Thursday 29 April 2010

Middlesex Closure


Difficult to know what to contribute to the righteous fury over the closure of the Philosophy Department at Middlesex University. Check out the updates and background at Infinite Thought, sign up to the Facebook group and the petitions; more importantly, write to the main players with influence at Middlesex. Do what you can because, in my view, Middlesex has a better fighting chance than most. The logic of capitalism is grinding its way through HE at the moment, intensified and accelerated by the recent recession.

What more can I say without channeling some deep pessimism? Wading through the comments of philosophers at Leiter Reports, I was fortunate enough to come across Grahame Lock's wonderful post. I find myself in near total agreement.
The broad lines of the above comments are of course true.
But what explains this "madness"? I am terribly sorry to use the following old-fashioned term, and it certainly involves simplification, but I think it is at least more adequate than any new-fangled vocabulary: in a word, what explains the madness is the logos of capitalism, in its consequent form.

Capitalism is concerned, in its pure variety, solely with quantifiable results, quantified in the last instance in money terms. Thus all other than such quantifiable criteria of success are deemed to be eliminable: that is, all intrinsic values (if this short list is not too "edifying": beauty, learning, morality, even the quest for truth, except in the instrumental sense) are "for the chop".

Many (but not all) academics usually, at some level, still believe in the intrinsic value of scholarship and learning. Thus they do not fit into the new world of British (or western) "education policy". So they are eliminable too, to be replaced by a new, conformist generation of manipulable academic technicians. All government audit and control instruments, like the QAA, RAE and REF, are oriented towards the slow but sure, even if de facto inefficient, production of this result.

Existing academic postholders express their disagreement and anger in reactions like the above. However, theirs is a rearguard action, for an evident reason: power in western society is not in their hands.

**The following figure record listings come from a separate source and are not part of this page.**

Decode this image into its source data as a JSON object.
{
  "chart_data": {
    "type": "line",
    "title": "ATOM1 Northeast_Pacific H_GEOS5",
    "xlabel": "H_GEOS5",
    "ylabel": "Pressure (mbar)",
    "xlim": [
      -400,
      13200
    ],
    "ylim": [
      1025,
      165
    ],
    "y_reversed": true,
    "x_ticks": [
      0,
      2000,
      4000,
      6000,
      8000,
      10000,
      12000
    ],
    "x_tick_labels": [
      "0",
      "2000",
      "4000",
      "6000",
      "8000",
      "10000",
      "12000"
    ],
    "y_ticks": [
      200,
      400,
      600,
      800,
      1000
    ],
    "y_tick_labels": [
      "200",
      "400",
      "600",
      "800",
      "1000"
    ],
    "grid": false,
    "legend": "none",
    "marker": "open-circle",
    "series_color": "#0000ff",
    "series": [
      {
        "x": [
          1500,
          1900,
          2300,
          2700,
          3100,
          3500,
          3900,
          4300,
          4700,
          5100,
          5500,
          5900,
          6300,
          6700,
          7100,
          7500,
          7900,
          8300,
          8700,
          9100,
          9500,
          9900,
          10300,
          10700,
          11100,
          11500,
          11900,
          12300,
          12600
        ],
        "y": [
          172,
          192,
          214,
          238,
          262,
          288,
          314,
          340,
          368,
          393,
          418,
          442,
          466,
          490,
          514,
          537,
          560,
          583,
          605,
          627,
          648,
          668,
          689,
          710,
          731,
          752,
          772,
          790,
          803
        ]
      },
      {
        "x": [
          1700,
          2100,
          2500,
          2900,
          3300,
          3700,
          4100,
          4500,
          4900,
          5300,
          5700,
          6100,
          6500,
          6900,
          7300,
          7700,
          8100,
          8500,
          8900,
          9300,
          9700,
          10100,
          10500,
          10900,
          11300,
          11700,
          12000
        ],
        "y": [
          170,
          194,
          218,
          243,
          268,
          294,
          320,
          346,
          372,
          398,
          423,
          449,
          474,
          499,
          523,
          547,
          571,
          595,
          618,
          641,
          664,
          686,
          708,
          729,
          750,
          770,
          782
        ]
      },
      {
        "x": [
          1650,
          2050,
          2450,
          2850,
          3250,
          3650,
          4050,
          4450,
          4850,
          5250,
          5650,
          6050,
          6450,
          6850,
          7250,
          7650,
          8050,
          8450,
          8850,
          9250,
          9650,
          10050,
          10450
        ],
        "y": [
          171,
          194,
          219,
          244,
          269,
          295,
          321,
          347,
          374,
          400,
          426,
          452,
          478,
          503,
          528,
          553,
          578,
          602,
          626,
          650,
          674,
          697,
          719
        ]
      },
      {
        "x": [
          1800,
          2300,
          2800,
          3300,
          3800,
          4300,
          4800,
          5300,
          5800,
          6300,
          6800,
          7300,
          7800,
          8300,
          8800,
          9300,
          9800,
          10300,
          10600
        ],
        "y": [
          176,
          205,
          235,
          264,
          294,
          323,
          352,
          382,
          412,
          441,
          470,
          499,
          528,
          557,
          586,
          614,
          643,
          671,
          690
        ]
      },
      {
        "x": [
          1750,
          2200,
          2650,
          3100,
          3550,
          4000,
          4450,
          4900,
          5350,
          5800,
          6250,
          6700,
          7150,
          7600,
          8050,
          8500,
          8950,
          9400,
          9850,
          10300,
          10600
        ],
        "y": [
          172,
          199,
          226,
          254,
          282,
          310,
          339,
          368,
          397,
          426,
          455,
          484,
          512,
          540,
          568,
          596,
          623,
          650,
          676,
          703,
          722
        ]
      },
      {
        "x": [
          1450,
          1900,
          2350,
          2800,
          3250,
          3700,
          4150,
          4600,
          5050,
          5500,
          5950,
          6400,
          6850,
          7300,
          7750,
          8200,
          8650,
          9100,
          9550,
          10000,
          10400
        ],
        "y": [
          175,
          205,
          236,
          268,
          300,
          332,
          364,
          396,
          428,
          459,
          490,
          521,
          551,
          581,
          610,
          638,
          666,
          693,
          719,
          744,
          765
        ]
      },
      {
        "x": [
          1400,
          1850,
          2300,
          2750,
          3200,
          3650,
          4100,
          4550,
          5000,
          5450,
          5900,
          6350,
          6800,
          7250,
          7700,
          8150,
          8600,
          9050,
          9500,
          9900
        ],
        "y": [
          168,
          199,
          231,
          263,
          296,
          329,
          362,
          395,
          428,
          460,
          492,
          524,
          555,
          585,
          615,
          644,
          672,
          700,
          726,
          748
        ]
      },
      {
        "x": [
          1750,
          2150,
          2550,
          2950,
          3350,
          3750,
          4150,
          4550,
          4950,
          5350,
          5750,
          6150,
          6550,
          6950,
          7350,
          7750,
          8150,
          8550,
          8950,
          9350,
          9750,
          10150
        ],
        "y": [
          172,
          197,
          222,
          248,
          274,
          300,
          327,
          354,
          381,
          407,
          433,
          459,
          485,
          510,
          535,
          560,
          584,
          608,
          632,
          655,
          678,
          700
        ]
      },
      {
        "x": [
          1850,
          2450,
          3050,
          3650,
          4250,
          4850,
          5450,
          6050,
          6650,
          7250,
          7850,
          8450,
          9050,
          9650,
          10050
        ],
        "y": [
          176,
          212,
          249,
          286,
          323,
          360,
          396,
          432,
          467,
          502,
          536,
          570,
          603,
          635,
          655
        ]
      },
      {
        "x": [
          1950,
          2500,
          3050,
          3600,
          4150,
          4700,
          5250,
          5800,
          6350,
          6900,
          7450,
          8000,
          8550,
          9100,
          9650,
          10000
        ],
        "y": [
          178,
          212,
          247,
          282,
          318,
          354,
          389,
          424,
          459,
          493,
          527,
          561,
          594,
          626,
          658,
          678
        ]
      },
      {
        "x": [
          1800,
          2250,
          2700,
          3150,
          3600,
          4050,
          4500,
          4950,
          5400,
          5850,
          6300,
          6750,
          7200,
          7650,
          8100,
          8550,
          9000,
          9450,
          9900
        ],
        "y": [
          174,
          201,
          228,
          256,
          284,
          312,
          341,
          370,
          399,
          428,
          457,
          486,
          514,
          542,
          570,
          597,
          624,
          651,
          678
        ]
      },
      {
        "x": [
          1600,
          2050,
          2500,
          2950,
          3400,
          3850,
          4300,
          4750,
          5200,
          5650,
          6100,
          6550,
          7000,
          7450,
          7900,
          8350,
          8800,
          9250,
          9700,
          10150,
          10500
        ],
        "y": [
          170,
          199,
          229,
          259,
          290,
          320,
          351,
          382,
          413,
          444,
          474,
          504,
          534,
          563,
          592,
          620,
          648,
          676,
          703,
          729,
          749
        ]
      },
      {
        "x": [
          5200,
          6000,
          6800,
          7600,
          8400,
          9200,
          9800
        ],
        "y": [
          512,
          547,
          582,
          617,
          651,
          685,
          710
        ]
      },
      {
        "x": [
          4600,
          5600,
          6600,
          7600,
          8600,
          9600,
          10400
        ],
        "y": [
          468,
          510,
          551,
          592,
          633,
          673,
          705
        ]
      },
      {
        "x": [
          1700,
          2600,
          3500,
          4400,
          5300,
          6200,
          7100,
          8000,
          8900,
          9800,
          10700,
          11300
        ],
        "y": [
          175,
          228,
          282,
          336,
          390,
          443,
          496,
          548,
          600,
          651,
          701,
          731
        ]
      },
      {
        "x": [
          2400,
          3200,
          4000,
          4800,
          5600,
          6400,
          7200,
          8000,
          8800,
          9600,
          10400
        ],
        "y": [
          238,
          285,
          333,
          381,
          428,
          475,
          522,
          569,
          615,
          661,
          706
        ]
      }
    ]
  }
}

Up to fairly recently, say a quarter or half century ago, many liberals (in the broad sense of the term) were not consequent: they believed in the market, but made exceptions, like the family, or art, or music, or religion ... or the universities. This exceptionalism has largely come to an end. The political and business classes are ever more characterized by a philistine mind-set. (There are some admirable members of these classes who still support such intrinsically valuable activities, but e.g. fund-raisers will know how difficult it is to locate them.)
What is happening at Middlesex will therefore be repeated elsewhere, even though we do not know the exact timetable, which depends on many contingent factors, and will take some time to come close to being fully implemented.

There are still niches, and many colleagues fighting to keep them intact. This is a marvellous thing. But they are fighting against the Zeitgeist, which is (broadly) a spirit of barbarism. Many "deans" and the like, those who implement particular plans of destruction, are agents or bearers of this Zeitgeist, but otherwise, for this reason, of very little interest. As the system demands, they too are interchangeable.
What to conclude?

Indeed, what to conclude, but also, what to do?